The summer passed away, and autumn, with its infinite suite of tints, came creeping on.  Darker grew the evenings, tearfuller the moonlights, and heavier the dews.  Meanwhile the comet had waxed to its largest dimensions, — so large that not only the nucleus but a portion of the tail had been visible in broad day.  It was now on the wane, though every night the equatorial still afforded an opportunity of observing the singular object which would soon disappear altogether from the heavens for perhaps thousands of years.

But the astronomer of the Rings-Hill Speer was no longer a match for his celestial materials.  Scientifically he had become but a dim vapour of himself; the lover had come into him like an armed man, and cast out the student, and his intellectual situation was growing a life-and-death matter.

The resolve of the pair had been so far kept: they had not seen each other in private for three months.  But on one day in October he ventured to write a note to her: —

‘I can do nothing!  I have ceased to study, ceased to observe.  The equatorial is useless to me.  This affection I have for you absorbs my life, and outweighs my intentions.  The power to labour in this grandest of fields has left me.  I struggle against the weakness till I think of the cause, and then I bless her.  But the very desperation of my circumstances has suggested a remedy; and this I would inform you of at once.
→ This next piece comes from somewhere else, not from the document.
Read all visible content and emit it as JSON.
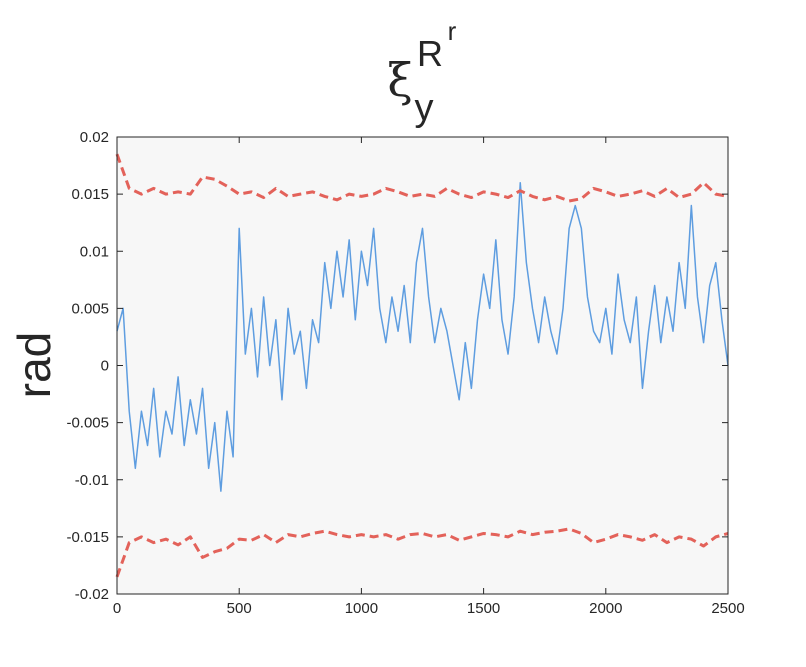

‘Can you come to me, since I must not come to you?  I will wait to-morrow night at the edge of the plantation by which you would enter to the column.  I will not detain you; my plan can be told in ten words.’

The night after posting this missive to her he waited at the spot mentioned.
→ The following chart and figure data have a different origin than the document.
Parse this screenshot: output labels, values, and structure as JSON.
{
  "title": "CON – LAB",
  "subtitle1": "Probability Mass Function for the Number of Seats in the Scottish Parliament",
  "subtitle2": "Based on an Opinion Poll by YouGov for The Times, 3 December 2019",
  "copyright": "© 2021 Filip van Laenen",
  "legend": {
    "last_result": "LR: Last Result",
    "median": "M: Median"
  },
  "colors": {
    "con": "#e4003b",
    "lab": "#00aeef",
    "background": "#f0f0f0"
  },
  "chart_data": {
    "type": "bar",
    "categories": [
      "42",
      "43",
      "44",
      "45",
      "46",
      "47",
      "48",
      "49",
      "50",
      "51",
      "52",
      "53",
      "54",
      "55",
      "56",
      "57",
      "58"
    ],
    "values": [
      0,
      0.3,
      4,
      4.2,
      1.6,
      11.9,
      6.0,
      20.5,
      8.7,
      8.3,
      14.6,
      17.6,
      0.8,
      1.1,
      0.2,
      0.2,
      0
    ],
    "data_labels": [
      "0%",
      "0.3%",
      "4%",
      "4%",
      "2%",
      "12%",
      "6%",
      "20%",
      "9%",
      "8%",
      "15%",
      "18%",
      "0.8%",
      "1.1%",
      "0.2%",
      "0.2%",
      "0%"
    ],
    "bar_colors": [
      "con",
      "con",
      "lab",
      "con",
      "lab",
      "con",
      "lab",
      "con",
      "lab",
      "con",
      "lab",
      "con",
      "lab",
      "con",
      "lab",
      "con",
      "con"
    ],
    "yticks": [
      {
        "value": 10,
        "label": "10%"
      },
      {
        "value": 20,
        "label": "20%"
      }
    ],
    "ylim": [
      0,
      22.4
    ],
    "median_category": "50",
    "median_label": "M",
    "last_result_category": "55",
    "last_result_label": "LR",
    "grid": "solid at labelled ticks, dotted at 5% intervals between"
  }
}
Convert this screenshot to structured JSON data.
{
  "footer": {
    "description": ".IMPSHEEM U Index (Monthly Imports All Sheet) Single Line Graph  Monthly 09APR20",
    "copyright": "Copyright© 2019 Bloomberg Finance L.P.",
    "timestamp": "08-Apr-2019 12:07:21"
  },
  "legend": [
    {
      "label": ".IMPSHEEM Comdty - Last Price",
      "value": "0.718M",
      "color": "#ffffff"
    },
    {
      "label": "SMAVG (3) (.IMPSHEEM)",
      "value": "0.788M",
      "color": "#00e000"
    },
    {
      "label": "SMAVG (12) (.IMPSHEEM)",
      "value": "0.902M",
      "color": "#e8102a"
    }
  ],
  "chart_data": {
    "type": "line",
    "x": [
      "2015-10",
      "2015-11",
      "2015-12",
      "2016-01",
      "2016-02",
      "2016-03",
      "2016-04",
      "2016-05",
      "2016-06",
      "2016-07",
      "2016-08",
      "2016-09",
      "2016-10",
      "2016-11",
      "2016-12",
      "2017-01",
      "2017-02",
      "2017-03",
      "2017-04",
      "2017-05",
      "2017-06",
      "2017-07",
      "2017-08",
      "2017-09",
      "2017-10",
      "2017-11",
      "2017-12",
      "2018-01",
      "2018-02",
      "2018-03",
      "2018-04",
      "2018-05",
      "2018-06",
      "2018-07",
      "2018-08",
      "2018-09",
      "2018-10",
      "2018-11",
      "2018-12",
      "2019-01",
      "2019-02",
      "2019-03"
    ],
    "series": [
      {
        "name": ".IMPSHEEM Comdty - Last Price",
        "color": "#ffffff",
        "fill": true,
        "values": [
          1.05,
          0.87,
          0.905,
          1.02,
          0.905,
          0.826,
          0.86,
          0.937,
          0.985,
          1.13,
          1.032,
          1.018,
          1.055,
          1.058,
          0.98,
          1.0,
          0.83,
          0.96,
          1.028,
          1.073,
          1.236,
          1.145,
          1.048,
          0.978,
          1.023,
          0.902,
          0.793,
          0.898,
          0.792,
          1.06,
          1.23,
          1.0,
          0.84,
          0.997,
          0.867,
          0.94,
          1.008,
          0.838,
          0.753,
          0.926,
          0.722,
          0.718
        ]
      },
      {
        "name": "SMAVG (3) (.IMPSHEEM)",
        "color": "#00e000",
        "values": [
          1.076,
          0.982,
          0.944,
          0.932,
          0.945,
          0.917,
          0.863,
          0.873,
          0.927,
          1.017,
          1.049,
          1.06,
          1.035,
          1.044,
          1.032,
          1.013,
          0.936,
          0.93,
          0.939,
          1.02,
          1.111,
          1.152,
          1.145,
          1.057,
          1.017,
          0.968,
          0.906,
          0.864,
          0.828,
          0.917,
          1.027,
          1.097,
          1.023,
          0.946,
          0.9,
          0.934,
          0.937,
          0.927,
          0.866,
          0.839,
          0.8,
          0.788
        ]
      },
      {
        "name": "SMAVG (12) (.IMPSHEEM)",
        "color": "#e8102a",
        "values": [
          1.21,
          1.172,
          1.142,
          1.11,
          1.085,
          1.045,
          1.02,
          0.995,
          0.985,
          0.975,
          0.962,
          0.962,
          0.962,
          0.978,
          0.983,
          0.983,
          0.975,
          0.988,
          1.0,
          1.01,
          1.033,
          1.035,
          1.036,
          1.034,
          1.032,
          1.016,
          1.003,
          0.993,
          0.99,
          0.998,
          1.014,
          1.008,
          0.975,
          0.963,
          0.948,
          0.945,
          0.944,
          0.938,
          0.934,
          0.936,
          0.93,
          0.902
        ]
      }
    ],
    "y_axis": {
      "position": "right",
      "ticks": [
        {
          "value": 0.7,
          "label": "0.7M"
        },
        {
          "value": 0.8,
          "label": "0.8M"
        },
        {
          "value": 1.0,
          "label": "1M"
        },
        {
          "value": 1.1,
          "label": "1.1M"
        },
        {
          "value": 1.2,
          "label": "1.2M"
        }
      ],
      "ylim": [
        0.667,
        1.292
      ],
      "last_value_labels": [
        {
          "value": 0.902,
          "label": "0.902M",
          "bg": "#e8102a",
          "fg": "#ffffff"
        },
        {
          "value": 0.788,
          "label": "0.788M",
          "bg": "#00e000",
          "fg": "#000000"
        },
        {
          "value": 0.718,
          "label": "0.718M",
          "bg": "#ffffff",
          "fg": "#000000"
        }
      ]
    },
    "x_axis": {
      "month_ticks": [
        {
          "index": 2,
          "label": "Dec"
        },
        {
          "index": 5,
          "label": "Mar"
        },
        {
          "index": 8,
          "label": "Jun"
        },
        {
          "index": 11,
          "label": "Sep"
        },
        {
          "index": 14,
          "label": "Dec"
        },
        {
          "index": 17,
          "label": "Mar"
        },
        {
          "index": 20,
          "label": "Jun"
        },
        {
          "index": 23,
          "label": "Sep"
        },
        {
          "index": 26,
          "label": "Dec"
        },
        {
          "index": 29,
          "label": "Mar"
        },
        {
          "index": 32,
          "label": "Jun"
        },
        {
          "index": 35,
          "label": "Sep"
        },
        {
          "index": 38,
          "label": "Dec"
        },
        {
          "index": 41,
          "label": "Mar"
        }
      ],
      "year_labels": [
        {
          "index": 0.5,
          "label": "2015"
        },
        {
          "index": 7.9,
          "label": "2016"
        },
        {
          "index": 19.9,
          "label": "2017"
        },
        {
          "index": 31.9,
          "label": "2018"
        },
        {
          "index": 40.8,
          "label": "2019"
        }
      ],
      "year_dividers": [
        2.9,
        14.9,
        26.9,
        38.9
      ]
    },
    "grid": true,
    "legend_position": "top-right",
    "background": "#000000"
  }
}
It was a melancholy evening for coming abroad.  A blusterous wind had risen during the day, and still continued to increase.  Yet he stood watchful in the darkness, and was ultimately rewarded by discerning a shady muffled shape that embodied itself from the field, accompanied by the scratching of silk over stubble.  There was no longer any disguise as to the nature of their meeting.  It was a lover’s assignation, pure and simple; and boldly realising it as such he clasped her in his arms.
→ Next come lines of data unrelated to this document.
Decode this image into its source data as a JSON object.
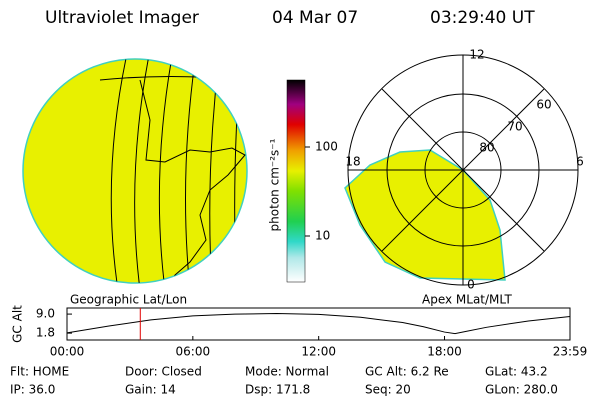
{
  "header": {
    "instrument": "Ultraviolet Imager",
    "date": "04 Mar 07",
    "time": "03:29:40 UT"
  },
  "colorbar": {
    "label": "photon cm⁻²s⁻¹",
    "ticks": [
      "100",
      "10"
    ]
  },
  "polar_panel": {
    "mlt_labels": [
      "12",
      "18",
      "6",
      "0"
    ],
    "lat_labels": [
      "80",
      "70",
      "60"
    ]
  },
  "chart_data": {
    "type": "line",
    "left_label": "Geographic Lat/Lon",
    "right_label": "Apex MLat/MLT",
    "ylabel": "GC Alt",
    "x": [
      0,
      2,
      4,
      6,
      8,
      10,
      12,
      14,
      16,
      17,
      18,
      18.5,
      19,
      20,
      22,
      23.983
    ],
    "values": [
      1.9,
      4.5,
      6.8,
      8.3,
      9.0,
      9.2,
      8.9,
      7.8,
      5.8,
      4.2,
      2.2,
      1.6,
      2.4,
      4.0,
      6.4,
      8.1
    ],
    "color": "#000000",
    "marker_x": 3.494,
    "marker_color": "#e00000",
    "xlim": [
      0,
      23.983
    ],
    "ylim": [
      -0.8,
      11.3
    ],
    "xticks": [
      {
        "value": 0,
        "label": "00:00"
      },
      {
        "value": 6,
        "label": "06:00"
      },
      {
        "value": 12,
        "label": "12:00"
      },
      {
        "value": 18,
        "label": "18:00"
      },
      {
        "value": 23.983,
        "label": "23:59"
      }
    ],
    "yticks": [
      {
        "value": 9,
        "label": "9.0"
      },
      1.8
    ]
  },
  "footer": [
    [
      "Flt: HOME",
      "Door: Closed",
      "Mode: Normal",
      "GC Alt: 6.2 Re",
      "GLat: 43.2"
    ],
    [
      "IP: 36.0",
      "Gain: 14",
      "Dsp: 171.8",
      "Seq: 20",
      "GLon: 280.0"
    ]
  ]
}
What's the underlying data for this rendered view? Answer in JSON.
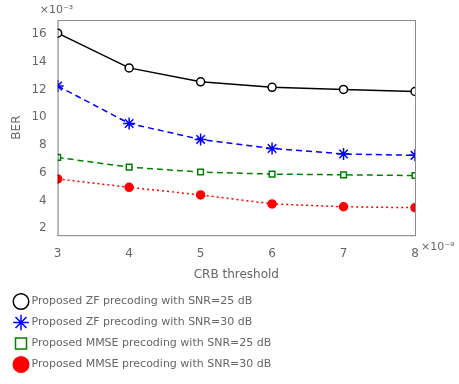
{
  "chart_data": {
    "type": "line",
    "x": [
      3e-09,
      4e-09,
      5e-09,
      6e-09,
      7e-09,
      8e-09
    ],
    "series": [
      {
        "name": "Proposed ZF precoding with SNR=25 dB",
        "color": "black",
        "marker": "open_circle",
        "line_style": "solid",
        "values": [
          0.01605,
          0.01355,
          0.01255,
          0.01215,
          0.012,
          0.01185
        ]
      },
      {
        "name": "Proposed ZF precoding with SNR=30 dB",
        "color": "blue",
        "marker": "star",
        "line_style": "dashed",
        "values": [
          0.01225,
          0.00955,
          0.0084,
          0.00775,
          0.00735,
          0.00725
        ]
      },
      {
        "name": "Proposed MMSE precoding with SNR=25 dB",
        "color": "green",
        "marker": "open_square",
        "line_style": "dashed",
        "values": [
          0.0071,
          0.0064,
          0.00605,
          0.0059,
          0.00585,
          0.0058
        ]
      },
      {
        "name": "Proposed MMSE precoding with SNR=30 dB",
        "color": "red",
        "marker": "circle",
        "line_style": "dotted",
        "values": [
          0.00555,
          0.00495,
          0.0044,
          0.00375,
          0.00355,
          0.00348
        ]
      }
    ],
    "x_label": "CRB threshold",
    "y_label": "BER",
    "xlim": [
      3e-09,
      8e-09
    ],
    "xticks": [
      {
        "value": 3e-09,
        "label": "3"
      },
      {
        "value": 4e-09,
        "label": "4"
      },
      {
        "value": 5e-09,
        "label": "5"
      },
      {
        "value": 6e-09,
        "label": "6"
      },
      {
        "value": 7e-09,
        "label": "7"
      },
      {
        "value": 8e-09,
        "label": "8"
      }
    ],
    "ylim": [
      0.0015,
      0.017
    ],
    "yticks": [
      {
        "value": 0.002,
        "label": "2"
      },
      {
        "value": 0.004,
        "label": "4"
      },
      {
        "value": 0.006,
        "label": "6"
      },
      {
        "value": 0.008,
        "label": "8"
      },
      {
        "value": 0.01,
        "label": "10"
      },
      {
        "value": 0.012,
        "label": "12"
      },
      {
        "value": 0.014,
        "label": "14"
      },
      {
        "value": 0.016,
        "label": "16"
      }
    ],
    "annotations": [
      "×10⁻³",
      "×10⁻⁹"
    ],
    "legend": "lower left",
    "grid": false
  }
}
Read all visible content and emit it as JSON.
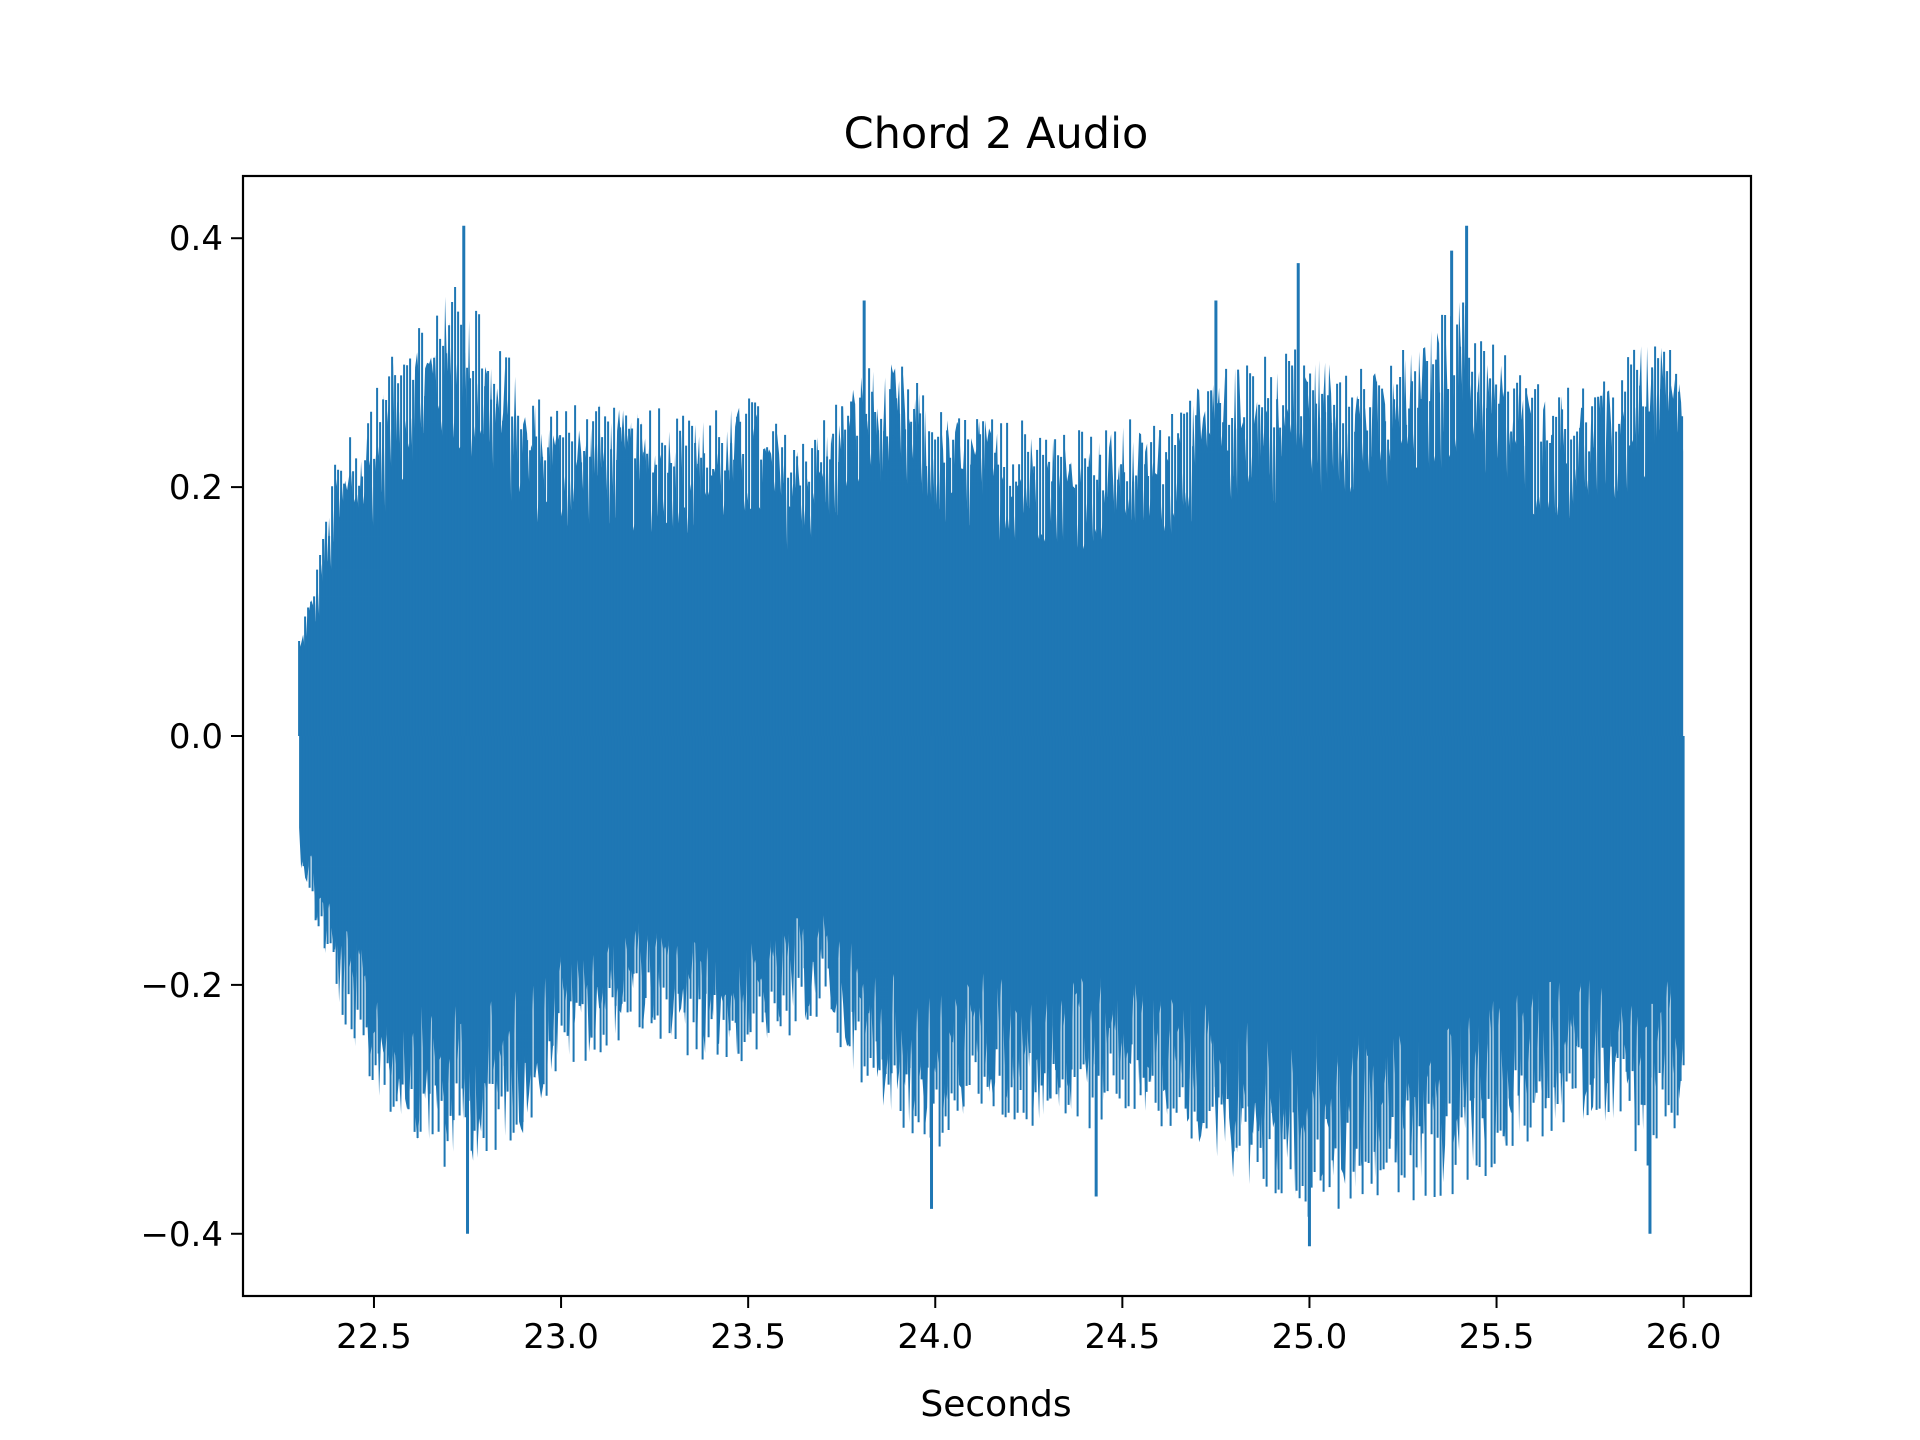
{
  "chart_data": {
    "type": "line",
    "title": "Chord 2 Audio",
    "xlabel": "Seconds",
    "ylabel": "",
    "xlim": [
      22.15,
      26.18
    ],
    "ylim": [
      -0.45,
      0.45
    ],
    "x_ticks": [
      22.5,
      23.0,
      23.5,
      24.0,
      24.5,
      25.0,
      25.5,
      26.0
    ],
    "x_tick_labels": [
      "22.5",
      "23.0",
      "23.5",
      "24.0",
      "24.5",
      "25.0",
      "25.5",
      "26.0"
    ],
    "y_ticks": [
      -0.4,
      -0.2,
      0.0,
      0.2,
      0.4
    ],
    "y_tick_labels": [
      "−0.4",
      "−0.2",
      "0.0",
      "0.2",
      "0.4"
    ],
    "grid": false,
    "legend": "none",
    "series": [
      {
        "color": "#1f77b4",
        "x_start": 22.3,
        "x_end": 26.0,
        "envelope_times": [
          22.3,
          22.35,
          22.4,
          22.5,
          22.6,
          22.7,
          22.8,
          22.9,
          23.0,
          23.1,
          23.2,
          23.3,
          23.4,
          23.5,
          23.6,
          23.7,
          23.8,
          23.9,
          24.0,
          24.1,
          24.2,
          24.3,
          24.4,
          24.5,
          24.6,
          24.7,
          24.8,
          24.9,
          25.0,
          25.1,
          25.2,
          25.3,
          25.4,
          25.5,
          25.6,
          25.7,
          25.8,
          25.9,
          26.0
        ],
        "envelope_upper": [
          0.08,
          0.14,
          0.22,
          0.27,
          0.33,
          0.36,
          0.33,
          0.28,
          0.26,
          0.27,
          0.26,
          0.26,
          0.26,
          0.27,
          0.24,
          0.25,
          0.3,
          0.3,
          0.26,
          0.26,
          0.25,
          0.25,
          0.24,
          0.25,
          0.25,
          0.28,
          0.3,
          0.3,
          0.31,
          0.31,
          0.29,
          0.32,
          0.36,
          0.31,
          0.28,
          0.28,
          0.28,
          0.32,
          0.3
        ],
        "envelope_lower": [
          -0.1,
          -0.16,
          -0.22,
          -0.29,
          -0.32,
          -0.35,
          -0.34,
          -0.32,
          -0.27,
          -0.25,
          -0.23,
          -0.25,
          -0.26,
          -0.26,
          -0.24,
          -0.22,
          -0.28,
          -0.31,
          -0.33,
          -0.3,
          -0.31,
          -0.32,
          -0.31,
          -0.3,
          -0.31,
          -0.33,
          -0.36,
          -0.37,
          -0.38,
          -0.37,
          -0.36,
          -0.37,
          -0.36,
          -0.34,
          -0.32,
          -0.31,
          -0.31,
          -0.34,
          -0.3
        ],
        "peaks": [
          [
            22.74,
            0.41
          ],
          [
            22.75,
            -0.4
          ],
          [
            25.42,
            0.41
          ],
          [
            25.0,
            -0.41
          ],
          [
            24.97,
            0.38
          ],
          [
            25.38,
            0.39
          ],
          [
            23.99,
            -0.38
          ],
          [
            24.43,
            -0.37
          ],
          [
            23.81,
            0.35
          ],
          [
            24.75,
            0.35
          ],
          [
            25.91,
            -0.4
          ]
        ]
      }
    ]
  }
}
‘I cannot bear this any longer!’ he exclaimed.  ‘Three months since I saw you alone!  Only a glimpse of you in church, or a bow from the distance, in all that time!  What a fearful struggle this keeping apart has been!’

‘Yet I would have had strength to persist, since it seemed best,’ she murmured when she could speak, ‘had not your words on your condition so alarmed and saddened me.  This inability of yours to work, or study, or observe, — it is terrible!  So terrible a sting is it to my conscience that your hint about a remedy has brought me instantly.’

‘Yet I don’t altogether mind it, since it is you, my dear, who have displaced the work; and yet the loss of time nearly distracts me, when I have neither the power to work nor the delight of your company.’

‘But your remedy!  O, I cannot help guessing it!  Yes; you are going away!’

‘Let us ascend the column; we can speak more at ease there.  Then I will explain all.  I would not ask you to climb so high but the hut is not yet furnished.’

He entered the cabin at the foot, and having lighted a small lantern, conducted her up the hollow staircase to the top, where he closed the slides of the dome to keep out the wind, and placed the observing-chair for her.

‘I can stay only five minutes,’ she said, without sitting down.  ‘You said it was important that you should see me, and I have come.  I assure you it is at a great risk.  If I am seen here at this time I am ruined for ever.  But what would I not do for you?  O Swithin, your remedy — is it to go away?  There is no other; and yet I dread that like death!’

‘I can tell you in a moment, but I must begin at the beginning.  All this ruinous idleness and distraction is caused by the misery of our not being able to meet with freedom.  The fear that something may snatch you from me keeps me in a state of perpetual apprehension.’